Personally I look for a rich set of graphics primitives (ie. not just Sprites + SpriteBatch) which interact well, alongside a flexible geometry pipeline that ideally lets you mix and match geometry types with different geometry formats and shaders with different geometry format requirements.

It’s a hard problem, and one that most 2d libs don’t really attempt to solve. I’ve made good headway but got distracted by writing an actual game so it’s still pretty incomplete. :slight_smile:

Geometry shaders. -_-’

What is are some practical uses of geometry shaders?

I’ve read that it’s not practical for many tasks which you might expect (like point-based particle systems) as it’s not very efficient. I haven’t actually seen a single practical use of a geometry shader – though I’d be interested to see their benefits.

Tessellation shaders, on the other hand… That’s some cool stuff.

Proof? You know, Java is slow too…

One extremely practical use for geometry shaders that would genuinely speed my code up by a considerable amount is drawing sprites.

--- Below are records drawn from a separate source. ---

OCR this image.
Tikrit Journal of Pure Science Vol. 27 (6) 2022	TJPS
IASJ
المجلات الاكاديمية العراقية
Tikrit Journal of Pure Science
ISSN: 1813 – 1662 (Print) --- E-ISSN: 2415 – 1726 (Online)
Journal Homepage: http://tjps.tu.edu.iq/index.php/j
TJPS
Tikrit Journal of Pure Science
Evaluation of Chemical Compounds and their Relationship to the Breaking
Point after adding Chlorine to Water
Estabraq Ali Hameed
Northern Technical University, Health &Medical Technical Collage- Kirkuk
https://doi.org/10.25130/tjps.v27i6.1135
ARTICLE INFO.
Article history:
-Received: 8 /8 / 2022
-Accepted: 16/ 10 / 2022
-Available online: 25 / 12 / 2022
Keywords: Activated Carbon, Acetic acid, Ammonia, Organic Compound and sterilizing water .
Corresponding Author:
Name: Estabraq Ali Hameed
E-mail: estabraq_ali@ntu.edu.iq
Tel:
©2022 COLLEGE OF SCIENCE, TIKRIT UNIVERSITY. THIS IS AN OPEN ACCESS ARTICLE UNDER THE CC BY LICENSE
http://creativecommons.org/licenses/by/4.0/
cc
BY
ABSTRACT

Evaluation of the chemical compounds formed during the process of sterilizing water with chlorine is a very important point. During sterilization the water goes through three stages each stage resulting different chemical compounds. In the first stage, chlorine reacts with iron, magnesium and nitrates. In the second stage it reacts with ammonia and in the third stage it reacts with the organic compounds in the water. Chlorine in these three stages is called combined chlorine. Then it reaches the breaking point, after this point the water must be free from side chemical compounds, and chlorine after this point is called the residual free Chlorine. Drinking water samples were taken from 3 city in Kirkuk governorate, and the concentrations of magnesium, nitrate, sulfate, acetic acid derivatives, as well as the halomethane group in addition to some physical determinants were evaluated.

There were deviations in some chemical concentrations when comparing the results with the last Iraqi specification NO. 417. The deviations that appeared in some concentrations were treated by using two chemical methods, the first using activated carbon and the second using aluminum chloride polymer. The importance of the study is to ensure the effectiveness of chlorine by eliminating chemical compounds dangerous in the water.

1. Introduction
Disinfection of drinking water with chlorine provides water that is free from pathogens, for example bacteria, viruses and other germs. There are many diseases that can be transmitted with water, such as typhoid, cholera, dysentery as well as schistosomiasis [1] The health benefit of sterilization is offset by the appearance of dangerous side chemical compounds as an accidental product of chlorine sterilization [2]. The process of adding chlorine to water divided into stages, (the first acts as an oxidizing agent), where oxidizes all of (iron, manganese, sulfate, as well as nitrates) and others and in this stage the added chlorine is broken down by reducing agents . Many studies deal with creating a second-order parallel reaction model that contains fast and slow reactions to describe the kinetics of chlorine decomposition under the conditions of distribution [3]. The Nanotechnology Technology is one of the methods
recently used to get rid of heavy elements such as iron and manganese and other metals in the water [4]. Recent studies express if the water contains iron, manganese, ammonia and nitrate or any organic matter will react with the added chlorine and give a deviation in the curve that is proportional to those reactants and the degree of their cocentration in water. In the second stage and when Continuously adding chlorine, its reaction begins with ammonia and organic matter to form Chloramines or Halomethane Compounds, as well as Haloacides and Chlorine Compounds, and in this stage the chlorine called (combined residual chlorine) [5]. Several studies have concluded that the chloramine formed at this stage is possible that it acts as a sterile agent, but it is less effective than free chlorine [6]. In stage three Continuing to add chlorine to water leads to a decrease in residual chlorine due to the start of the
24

Currently I have to transform every vertex of a sprite’s quad manually in Java before writing all the data out to a VBO. It’s not that Java is massively slow at doing this per se, but the simple fact is that the GPU is probably rather faster at it, operates asynchronously, and I’d only have to write out a fraction of the data using a geometry shader.

The specific way it works is I’d just send the raw sprite info to the geometry shader - position, width, height, rotation angle, scales, vertex colours, etc; and the shader would then expand each one into four vertices. Thus reducing my bandwidth by an order of magnitude and freeing my CPU up to do gamey things.

Granted this is not generally a concern for most people but then I can use upwards of 8000 sprites in a single frame at 60Hz and it starts to become a bit of a bottleneck.

Cas :slight_smile:

Like Cas said, in the case of 2D it allows much more efficient usage of bandwidth since we don´t have to duplicate vertex data or do everything on the CPU. For 3D it´s suitable for algorithms that require visibility of all vertices in a triangle. A very simple example would be flat shading where we need to calculate a normal for each triangle. Since we can´t store multiple normals for each vertex without duplicating vertices it´s a lot more efficient to just calculate the normal in a geometry shader.

Geometry shaders also have other capabilites, like basic 3D rendering. It´s possible to bind a 3D texture (or a 2D texture array) to an FBO and then route triangles to different z-layers of the texture. This also possible with cube mapping, meaning that we can draw to a cubemap in a single pass or render to all cascades of cascaded shadow maps. A new OGL4 feature also allows you to specify the number of invocations of the geometry shader, improving parallelism in the GPU.

This isn’t a comprehensive benchmark but it’s interesting to see the marked difference in CPU usage:

GL_POINTS + geometry shader + vertex arrays: ~18,300 sprites at 60 FPS
GL_TRIANGLES + vertex arrays: ~17,500 sprites at 60 FPS

Can probably be further improved with interleaved arrays and VBOs.